I have to find a way out. I am starting to feel trapped again. I wonder if it will ever stop ... or will anorexia's voice echo in my mind forever?
6 comments:
I understand completely. I don't know if the voice of anorexia will echo in your head forever since I've only been in recovery a few years. But I will tell you that from my own experience, the voice of anorexia is still in my head, but I've learned not to listen to it. You write about the eating disordered thoughts intertwining with your own until you can't tell one from the other. With recovery, that gets better. I guess the best way to describe my experience now is that I can tell those voices apart. I know which one to listen to--my own.
I hope the same for you. You can recover. You know as well as I do that it's not easy. But you can do it. And you will!
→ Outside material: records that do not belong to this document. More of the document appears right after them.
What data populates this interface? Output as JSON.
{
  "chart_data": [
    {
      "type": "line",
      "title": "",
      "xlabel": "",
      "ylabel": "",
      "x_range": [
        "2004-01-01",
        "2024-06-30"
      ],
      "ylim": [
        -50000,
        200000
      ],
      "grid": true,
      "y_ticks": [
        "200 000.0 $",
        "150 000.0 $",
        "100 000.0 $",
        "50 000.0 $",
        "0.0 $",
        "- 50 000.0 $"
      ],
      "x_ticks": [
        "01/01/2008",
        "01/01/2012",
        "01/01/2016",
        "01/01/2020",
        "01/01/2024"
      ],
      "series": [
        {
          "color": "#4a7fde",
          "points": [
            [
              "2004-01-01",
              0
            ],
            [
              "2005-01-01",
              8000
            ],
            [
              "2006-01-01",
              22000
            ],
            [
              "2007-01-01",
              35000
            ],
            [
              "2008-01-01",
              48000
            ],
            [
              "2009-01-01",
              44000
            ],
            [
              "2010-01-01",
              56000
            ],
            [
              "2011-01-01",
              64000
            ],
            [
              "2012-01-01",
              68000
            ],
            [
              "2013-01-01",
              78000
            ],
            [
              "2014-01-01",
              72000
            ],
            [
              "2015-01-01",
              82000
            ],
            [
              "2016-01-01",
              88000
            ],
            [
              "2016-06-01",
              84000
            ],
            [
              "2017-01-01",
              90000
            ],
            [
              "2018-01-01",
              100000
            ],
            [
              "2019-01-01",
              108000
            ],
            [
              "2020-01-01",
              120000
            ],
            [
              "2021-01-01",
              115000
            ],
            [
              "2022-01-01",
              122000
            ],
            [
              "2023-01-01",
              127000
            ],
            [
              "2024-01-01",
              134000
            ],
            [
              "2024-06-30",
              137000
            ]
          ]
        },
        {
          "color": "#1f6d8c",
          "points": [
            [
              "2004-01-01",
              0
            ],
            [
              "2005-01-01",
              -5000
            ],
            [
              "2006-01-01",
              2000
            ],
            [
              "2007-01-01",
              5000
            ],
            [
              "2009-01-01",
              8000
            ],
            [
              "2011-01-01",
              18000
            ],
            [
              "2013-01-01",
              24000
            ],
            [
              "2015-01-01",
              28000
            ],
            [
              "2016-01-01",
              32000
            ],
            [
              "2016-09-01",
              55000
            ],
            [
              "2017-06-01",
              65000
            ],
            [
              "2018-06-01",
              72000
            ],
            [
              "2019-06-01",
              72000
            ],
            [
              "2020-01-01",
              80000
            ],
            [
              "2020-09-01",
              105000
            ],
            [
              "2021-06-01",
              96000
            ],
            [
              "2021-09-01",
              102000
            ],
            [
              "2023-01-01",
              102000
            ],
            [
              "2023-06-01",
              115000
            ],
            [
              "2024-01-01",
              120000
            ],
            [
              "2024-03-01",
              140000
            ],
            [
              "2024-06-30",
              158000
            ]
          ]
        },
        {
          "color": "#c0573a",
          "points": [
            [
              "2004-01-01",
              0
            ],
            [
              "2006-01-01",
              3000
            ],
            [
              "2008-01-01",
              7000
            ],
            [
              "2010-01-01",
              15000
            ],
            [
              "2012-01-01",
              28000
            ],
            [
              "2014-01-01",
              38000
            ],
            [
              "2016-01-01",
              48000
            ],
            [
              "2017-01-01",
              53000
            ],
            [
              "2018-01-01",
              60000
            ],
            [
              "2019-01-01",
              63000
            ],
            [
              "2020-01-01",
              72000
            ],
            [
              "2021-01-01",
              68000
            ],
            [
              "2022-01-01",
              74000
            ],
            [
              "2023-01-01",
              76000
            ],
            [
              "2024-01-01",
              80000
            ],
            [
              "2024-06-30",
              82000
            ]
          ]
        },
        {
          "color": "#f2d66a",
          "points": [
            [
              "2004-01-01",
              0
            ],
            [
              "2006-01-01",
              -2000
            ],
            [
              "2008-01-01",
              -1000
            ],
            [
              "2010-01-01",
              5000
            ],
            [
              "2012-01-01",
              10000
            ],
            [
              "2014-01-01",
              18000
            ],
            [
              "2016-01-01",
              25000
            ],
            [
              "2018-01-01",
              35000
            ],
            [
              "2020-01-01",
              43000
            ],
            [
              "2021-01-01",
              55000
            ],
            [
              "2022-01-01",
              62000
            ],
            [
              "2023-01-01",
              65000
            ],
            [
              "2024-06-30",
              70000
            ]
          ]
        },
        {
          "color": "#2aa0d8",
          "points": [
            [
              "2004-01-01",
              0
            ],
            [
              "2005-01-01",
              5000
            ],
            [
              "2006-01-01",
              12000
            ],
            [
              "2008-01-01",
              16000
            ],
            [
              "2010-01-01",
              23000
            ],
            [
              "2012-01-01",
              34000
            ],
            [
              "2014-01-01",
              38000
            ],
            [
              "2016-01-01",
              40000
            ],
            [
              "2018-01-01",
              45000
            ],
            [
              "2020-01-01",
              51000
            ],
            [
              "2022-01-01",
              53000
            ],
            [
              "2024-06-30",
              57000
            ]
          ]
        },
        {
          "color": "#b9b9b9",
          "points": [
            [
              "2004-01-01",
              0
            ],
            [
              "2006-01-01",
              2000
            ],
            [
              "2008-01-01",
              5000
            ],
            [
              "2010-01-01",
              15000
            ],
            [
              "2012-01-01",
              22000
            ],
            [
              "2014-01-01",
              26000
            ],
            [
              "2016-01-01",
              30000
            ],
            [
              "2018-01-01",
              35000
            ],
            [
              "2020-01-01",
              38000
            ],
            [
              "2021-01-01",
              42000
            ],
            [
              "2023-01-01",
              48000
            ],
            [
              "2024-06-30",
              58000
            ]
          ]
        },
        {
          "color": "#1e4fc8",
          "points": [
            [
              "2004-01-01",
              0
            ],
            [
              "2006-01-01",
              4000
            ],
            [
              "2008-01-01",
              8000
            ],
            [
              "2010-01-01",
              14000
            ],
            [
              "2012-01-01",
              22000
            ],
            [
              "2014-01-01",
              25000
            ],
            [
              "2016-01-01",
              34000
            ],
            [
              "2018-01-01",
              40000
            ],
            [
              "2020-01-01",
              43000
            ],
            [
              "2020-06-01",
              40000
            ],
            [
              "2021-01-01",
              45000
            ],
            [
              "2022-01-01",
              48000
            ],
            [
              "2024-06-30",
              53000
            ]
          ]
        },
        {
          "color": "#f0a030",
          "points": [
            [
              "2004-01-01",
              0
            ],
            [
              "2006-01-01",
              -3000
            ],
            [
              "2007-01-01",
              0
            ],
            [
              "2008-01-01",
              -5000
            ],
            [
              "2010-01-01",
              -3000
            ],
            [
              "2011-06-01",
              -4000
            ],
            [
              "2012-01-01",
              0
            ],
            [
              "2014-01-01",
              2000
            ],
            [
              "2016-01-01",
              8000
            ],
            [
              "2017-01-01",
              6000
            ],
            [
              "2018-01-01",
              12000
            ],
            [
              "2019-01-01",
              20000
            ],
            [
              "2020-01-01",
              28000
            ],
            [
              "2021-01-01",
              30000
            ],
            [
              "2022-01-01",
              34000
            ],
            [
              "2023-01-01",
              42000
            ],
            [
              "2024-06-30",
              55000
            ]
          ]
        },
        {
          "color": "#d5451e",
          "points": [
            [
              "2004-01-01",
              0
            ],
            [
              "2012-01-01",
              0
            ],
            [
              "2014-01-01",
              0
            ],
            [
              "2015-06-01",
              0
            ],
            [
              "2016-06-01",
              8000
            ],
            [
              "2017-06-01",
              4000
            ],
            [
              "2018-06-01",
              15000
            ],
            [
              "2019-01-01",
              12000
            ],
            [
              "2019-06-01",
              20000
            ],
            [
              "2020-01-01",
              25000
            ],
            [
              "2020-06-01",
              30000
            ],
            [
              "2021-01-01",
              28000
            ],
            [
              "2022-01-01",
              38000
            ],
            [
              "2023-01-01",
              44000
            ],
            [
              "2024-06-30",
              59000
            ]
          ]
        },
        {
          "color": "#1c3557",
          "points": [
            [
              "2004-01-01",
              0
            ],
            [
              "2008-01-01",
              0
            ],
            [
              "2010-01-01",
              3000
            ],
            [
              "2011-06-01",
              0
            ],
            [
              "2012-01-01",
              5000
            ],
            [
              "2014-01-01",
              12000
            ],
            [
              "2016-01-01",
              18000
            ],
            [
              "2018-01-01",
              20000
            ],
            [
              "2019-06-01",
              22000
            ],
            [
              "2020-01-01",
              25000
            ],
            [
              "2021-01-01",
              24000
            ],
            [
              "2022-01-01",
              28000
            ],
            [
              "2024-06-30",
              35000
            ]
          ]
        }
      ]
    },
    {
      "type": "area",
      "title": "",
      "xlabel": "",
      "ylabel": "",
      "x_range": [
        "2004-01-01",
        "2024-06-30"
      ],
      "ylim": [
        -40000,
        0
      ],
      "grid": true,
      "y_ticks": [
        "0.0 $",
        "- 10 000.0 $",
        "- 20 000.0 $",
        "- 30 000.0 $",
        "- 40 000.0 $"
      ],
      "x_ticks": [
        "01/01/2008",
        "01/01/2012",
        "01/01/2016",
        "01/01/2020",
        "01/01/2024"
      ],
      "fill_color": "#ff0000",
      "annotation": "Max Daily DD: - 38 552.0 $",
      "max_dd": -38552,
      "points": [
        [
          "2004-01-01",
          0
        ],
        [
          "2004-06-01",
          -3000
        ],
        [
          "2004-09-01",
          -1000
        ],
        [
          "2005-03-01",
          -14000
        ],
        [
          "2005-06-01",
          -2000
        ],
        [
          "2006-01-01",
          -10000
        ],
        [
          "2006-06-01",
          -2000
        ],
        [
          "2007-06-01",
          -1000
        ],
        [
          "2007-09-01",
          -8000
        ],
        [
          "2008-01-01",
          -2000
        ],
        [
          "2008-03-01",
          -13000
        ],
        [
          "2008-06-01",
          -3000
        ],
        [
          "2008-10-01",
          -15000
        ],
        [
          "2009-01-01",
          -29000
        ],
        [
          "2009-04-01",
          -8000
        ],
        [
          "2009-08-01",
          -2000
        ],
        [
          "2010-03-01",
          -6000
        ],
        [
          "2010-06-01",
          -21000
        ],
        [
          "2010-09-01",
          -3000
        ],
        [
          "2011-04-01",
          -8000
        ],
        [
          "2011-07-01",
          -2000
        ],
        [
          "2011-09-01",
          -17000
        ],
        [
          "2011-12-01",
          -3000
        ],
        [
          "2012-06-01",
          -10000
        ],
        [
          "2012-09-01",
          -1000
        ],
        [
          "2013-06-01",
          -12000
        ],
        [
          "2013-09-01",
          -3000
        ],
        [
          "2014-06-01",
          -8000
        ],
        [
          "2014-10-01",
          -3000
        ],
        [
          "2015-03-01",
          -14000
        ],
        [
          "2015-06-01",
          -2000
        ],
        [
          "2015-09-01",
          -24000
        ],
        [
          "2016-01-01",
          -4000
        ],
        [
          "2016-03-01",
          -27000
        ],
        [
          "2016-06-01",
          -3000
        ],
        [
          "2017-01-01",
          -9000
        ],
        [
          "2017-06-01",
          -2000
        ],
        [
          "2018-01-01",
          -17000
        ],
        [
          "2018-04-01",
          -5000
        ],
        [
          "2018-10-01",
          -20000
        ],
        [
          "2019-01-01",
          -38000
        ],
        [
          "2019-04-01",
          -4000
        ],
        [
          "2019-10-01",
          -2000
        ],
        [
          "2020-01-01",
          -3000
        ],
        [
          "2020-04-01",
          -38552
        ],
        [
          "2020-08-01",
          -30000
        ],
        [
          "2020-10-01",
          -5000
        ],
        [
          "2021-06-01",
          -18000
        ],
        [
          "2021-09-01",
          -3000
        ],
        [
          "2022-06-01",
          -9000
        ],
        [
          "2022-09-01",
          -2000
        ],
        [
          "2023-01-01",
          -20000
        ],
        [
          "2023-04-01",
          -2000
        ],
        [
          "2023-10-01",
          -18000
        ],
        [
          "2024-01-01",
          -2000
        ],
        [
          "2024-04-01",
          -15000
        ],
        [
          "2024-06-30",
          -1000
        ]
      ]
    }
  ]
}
Best of luck to you. Hang in there.
oh angela, i'm sorry you're in the middle of this. and yes, you can see your way through.
we relapse. some of us relapse more and harder than others.
my cousin finally got it together in her sixties --- really. and life feels so much better to her. her sixties, i swear.
i'm hanging in, although i relapse all over the place with substances and addictions.
there is hope. you are hope. hold hope.
Angela, you wrote: "I know food is the answer." I humbly disagree, its not about the food. Its about what is keeping you from wanting to feel, its about the deep dark stuff you can't face which is keeping you in this... Look at that stuff and accept it and you will find the change you seek. And, of course, following a meal plan will be part of that. best wishes
Like you, I have been able to look at myself for probably 6 months or so now, and actually SEE I'm too thin. I THINK this is a sign of improvement. There was a time when all I saw was Fat! This could be a break thru. Are you completely done with treatment???Remember that last advice you gave me? Keep going to treatment! I have decided I may need it for the rest of my life, and that's OK, in fact that's wonderful if it helps me stay alive!
Angela,
Have you thought about talking back to this destructive and nasty voice? Turn right round and tell it the truth. Counter everything nasty and destructive that it says. Outloud if necessary. It is a technique that my husband has taught me and encouraged me to use. I fight self destructive and horrible thoughts about myself almost everyday, and talking back works. Just don't do it outloud in public! ;)
"..unapologetic joy in which my soul feels to its depth"...
this is so beautiful. please keep writing.
when monks began to spread literacy in europe, one wrote that 'every word was a stroke against the devil.' as people became literate ignorance lessened, myths and prejudices faded.
angela you are an amazing writer. use this to pull through. anorexia is a mean devil, but it is your soul. you have to push through.